What's the safest way to send Credit Card details?

Just wondering, in the university where I work, students are due to send in payment for university halls of residence. I’ve been told to ask students paying by credit card to only fax us their credit card details as the safest method out of phone, fax, email and post.

Is it really the safest means of transmitting CC details to our office? The students are all from Europe and all their information usually reaches us in fairly anonymous envelopes, nothing to indicate that payment of any sort is included within. I can remember briefly reading in a PC magazine a while ago that faxes can be easily intercepted too if someone wants to.

Any ideas?

Email is definitely not secure and is probably the most likely of all the methods to be intercepted and abused, unless you’re sending it end-to-end within (something like) a corporate LAN/WAN that is known to be highly secure.

Any of the other methods can be intercepted - it’s just a question of how likely; fax is probably least likely to suffer interception, after that, phone (if it’s land lines all the way).

I’d agree with Mangetout.
Fax is pretty unlikely to get intercepted, although it is technically feasible.
I have had credit cards stolen from the US mail, but actually I’ve never had any mail intercepted that didn’t have a credit card in it.
In defense of the US mail, my credit card mail was stolen INSIDE of a campus post office operated by my university, not in a USPS post office.

Thought of using public key encryption to let students e-mail their data to you? The necessary software is cheap (PGP, one of the most widely used products, is free for non-commercial use, and the commercial licenses aren’t expensive), easy to use for both sender and recipient, and ought to be sufficiently secure to keep out non-governmental hackers (i.e. hackers without access to multi-million dollar supercomputers).

Well its not their cards, just the card number on a slip of paper. I was wondering how likely it was that any envelope addressed to our office would be lost or intercepted within European mail systems.

Just a thought when I remembered all the times orders were sent off to catalogues from home with numbers on them.

You obviously haven’t dealt with students. The vast majority aren’t likely to want to install software and a good subset of that won’t know how to set it up even if they installed it.

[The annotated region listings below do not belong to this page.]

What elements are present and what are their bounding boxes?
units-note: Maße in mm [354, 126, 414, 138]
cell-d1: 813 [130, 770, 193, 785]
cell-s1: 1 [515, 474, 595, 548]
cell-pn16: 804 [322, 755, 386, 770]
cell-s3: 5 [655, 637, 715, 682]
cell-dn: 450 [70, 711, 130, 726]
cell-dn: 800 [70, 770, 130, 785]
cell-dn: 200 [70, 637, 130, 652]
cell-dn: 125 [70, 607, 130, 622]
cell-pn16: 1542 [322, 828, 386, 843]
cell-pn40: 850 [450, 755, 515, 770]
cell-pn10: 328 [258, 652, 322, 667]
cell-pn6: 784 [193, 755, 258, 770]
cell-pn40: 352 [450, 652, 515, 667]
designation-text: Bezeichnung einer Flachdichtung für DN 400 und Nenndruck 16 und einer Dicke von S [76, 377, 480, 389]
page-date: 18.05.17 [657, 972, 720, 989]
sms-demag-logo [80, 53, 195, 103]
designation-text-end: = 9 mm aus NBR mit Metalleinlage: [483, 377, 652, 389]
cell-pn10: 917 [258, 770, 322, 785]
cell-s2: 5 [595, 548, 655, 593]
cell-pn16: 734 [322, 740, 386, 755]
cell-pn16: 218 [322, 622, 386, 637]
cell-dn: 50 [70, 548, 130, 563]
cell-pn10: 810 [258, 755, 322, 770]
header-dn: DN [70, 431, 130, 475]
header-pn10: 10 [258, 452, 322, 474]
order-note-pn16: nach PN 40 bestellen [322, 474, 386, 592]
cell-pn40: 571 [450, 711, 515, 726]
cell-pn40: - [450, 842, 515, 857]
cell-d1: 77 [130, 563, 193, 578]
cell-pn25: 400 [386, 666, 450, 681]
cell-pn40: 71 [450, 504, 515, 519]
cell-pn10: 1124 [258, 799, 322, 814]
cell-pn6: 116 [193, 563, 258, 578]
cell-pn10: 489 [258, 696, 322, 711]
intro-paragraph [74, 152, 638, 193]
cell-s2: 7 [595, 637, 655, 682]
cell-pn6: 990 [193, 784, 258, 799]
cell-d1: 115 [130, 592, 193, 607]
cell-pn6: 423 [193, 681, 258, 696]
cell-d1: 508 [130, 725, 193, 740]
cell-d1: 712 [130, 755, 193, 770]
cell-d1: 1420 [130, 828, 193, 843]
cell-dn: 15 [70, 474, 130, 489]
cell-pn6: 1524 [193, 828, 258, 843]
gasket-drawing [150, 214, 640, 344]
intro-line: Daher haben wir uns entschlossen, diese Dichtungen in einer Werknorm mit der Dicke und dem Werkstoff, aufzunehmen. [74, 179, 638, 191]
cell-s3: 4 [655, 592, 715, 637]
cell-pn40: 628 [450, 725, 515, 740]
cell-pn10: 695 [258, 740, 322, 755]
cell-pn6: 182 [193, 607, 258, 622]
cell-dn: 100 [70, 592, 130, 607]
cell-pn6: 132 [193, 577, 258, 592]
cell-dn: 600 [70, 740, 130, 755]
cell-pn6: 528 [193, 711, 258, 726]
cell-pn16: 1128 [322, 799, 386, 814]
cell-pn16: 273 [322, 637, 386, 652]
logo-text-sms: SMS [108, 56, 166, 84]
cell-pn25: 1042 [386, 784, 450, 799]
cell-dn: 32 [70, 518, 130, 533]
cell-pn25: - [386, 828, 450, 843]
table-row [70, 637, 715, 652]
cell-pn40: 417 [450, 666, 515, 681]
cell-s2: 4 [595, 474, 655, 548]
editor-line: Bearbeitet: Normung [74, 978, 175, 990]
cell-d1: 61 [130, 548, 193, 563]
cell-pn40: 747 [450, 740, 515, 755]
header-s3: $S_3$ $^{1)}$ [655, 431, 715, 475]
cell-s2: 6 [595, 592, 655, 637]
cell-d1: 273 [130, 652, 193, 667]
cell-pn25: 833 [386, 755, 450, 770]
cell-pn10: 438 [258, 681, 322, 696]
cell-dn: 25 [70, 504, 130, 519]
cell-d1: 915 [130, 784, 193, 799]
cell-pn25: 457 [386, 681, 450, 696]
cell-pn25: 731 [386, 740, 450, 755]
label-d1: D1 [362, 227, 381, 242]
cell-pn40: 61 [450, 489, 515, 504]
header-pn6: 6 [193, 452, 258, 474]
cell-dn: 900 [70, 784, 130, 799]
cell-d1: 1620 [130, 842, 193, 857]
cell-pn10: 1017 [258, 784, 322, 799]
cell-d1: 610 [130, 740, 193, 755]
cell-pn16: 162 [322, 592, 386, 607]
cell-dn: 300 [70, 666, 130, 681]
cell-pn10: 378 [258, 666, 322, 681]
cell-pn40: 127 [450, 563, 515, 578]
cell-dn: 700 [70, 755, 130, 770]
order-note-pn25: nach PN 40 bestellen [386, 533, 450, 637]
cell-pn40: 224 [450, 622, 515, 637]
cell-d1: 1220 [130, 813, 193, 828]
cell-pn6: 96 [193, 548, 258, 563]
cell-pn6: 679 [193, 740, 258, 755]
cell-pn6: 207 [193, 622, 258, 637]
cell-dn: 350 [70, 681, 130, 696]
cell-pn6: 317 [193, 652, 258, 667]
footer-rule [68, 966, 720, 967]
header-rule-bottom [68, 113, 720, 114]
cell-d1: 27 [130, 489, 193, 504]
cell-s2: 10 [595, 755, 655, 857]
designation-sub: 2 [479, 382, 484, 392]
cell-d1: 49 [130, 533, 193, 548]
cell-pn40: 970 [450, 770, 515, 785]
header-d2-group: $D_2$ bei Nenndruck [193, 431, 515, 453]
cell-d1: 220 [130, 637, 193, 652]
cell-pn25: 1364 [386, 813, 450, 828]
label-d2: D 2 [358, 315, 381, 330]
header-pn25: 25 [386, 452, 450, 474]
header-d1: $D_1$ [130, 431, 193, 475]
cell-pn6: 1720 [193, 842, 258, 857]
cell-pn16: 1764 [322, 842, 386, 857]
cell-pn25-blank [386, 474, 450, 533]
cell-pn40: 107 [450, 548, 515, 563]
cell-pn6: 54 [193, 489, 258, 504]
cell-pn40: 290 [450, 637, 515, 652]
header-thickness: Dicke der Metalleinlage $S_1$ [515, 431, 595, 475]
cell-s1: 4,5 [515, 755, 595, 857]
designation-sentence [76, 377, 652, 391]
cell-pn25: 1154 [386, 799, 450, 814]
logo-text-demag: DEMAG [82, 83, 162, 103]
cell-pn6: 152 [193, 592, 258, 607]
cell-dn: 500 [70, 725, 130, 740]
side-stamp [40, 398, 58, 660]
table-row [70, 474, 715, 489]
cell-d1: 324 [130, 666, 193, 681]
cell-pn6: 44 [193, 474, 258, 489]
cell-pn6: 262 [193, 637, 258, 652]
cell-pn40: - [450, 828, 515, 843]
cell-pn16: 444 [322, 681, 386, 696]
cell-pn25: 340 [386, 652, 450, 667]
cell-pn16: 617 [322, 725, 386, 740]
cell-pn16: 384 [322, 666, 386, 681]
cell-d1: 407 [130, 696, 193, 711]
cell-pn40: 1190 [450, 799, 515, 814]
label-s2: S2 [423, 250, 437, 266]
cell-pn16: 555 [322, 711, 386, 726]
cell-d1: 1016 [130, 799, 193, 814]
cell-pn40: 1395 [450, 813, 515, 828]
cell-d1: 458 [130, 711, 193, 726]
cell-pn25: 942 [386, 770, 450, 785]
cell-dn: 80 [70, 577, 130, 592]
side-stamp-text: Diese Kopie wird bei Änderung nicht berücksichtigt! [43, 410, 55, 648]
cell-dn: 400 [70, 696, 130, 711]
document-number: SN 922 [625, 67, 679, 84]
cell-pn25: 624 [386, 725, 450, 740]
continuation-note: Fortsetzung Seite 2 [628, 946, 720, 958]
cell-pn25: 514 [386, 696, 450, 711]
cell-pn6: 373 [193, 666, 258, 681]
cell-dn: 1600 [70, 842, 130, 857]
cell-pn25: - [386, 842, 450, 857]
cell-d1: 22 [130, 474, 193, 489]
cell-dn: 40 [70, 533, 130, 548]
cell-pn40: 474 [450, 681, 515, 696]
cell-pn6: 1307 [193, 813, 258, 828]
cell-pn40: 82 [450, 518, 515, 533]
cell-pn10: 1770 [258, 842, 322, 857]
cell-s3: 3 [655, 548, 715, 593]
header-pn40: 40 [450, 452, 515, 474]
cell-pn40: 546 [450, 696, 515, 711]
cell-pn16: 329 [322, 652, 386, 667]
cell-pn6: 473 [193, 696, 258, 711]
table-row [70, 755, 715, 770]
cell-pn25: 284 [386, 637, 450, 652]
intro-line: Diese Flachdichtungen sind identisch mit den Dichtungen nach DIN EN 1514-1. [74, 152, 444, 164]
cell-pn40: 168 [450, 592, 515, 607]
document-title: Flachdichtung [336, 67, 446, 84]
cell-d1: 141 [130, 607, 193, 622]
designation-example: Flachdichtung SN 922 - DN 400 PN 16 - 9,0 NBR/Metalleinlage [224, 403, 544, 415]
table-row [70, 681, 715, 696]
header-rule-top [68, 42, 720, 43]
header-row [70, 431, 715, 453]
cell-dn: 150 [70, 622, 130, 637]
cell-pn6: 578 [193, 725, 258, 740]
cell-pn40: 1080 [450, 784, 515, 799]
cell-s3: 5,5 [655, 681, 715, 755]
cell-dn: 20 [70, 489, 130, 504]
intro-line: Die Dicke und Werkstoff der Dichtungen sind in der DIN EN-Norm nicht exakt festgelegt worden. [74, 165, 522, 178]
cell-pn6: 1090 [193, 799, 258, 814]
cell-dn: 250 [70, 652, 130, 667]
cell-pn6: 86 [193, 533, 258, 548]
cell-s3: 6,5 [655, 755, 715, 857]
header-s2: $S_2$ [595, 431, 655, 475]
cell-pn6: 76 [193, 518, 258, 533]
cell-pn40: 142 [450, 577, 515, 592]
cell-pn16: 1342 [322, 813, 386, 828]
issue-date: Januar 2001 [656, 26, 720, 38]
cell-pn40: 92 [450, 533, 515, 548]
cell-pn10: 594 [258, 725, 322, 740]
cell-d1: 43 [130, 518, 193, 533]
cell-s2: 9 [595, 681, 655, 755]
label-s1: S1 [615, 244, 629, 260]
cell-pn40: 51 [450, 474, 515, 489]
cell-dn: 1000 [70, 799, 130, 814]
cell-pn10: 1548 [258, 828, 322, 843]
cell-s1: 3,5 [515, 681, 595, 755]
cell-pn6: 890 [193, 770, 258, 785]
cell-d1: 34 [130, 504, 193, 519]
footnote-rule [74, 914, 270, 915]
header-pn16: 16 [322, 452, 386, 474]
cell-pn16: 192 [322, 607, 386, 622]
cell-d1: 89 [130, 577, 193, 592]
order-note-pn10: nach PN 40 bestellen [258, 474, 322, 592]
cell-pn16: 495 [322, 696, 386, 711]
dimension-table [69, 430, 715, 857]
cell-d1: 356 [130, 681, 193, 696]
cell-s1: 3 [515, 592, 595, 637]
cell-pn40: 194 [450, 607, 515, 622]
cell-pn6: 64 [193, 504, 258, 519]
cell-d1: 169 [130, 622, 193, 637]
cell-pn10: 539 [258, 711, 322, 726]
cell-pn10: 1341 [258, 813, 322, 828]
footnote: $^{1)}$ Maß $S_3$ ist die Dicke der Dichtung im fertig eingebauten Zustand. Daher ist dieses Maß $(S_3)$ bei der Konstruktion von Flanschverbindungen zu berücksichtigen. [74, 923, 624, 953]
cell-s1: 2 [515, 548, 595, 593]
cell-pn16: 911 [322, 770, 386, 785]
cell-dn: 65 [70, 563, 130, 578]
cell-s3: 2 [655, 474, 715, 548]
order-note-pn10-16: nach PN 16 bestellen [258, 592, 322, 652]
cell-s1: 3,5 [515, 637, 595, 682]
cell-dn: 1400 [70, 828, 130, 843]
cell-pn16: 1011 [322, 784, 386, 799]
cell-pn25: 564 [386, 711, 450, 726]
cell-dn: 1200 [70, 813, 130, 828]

Oops, didn’t see that on simul-post. Yeah, they’re students, there’s a lot they won’t do for themselves :rolleyes:

Why doesn’t someone set up a secure website for payments? All you should need is a bare-bones “shopping cart” order system and the attending https / ssl setup.

Heck, even PayPal would work for this - a benefit for you is you don’t ever get the person’s credit card info, or even know what kind of card they used. You just get money in your account. This alone makes it arguably more secure than any method of delivering credit card info to the office.

Coming from Europe, it could hardly be land lines all the way!

Part of the trip must be undersea lines. Or, nowdays, quite possibly via satelite transmission.

But Mangetout is basically correct – both of these are cointrolled tightly enough to be pretty much just as secure as the regular land lines.

Remember, you are only liable for $50 if your credit card is lost or stolen.

Credit Card Loss or Fraudulent Charges (FCBA). Your maximum liability under federal law for unauthorized use of your credit card is $50. If you report the loss before your credit cards are used, the FCBA says the card issuer cannot hold you responsible for any unauthorized charges. If a thief uses your cards before you report them missing, the most you will owe for unauthorized charges is $50 per card. Also, if the loss involves your credit card number, but not the card itself, you have no liability for unauthorized use.

http://www.ftc.gov/bcp/conline/pubs/credit/atmcard.htm

Even less if it isn’t. If it was online fraud, I’d just contact my bank to reverse the charges.

Another vote for a webpage system or Paypal. This requires no special effort at all for the students, since all major browsers have the security systems built in, and a computer with a Web browser is much more accessible to most folks than a fax machine. Electronic solutions also have the huge advantage that no human (aside from the card owner, of course) need ever see the credit card number at all, and you don’t need to worry about properly disposing of your waste paper.

Thanks for the suggestions, paper work would be something we could do with less of in the office.

It would be an interesting idea to have secure payment online, I’m not sure how many people would accept it as secure though, even though I use it all the time over EBay :slight_smile:

‘Land lines’ in my post (inaccurately)meaning ordinary telephony over copper or fibre (or even microwave beam or satellite uplink, really), as opposed to, say, analogue cellphone - where ‘tapping’ involves a fairly ordinary radio receiver.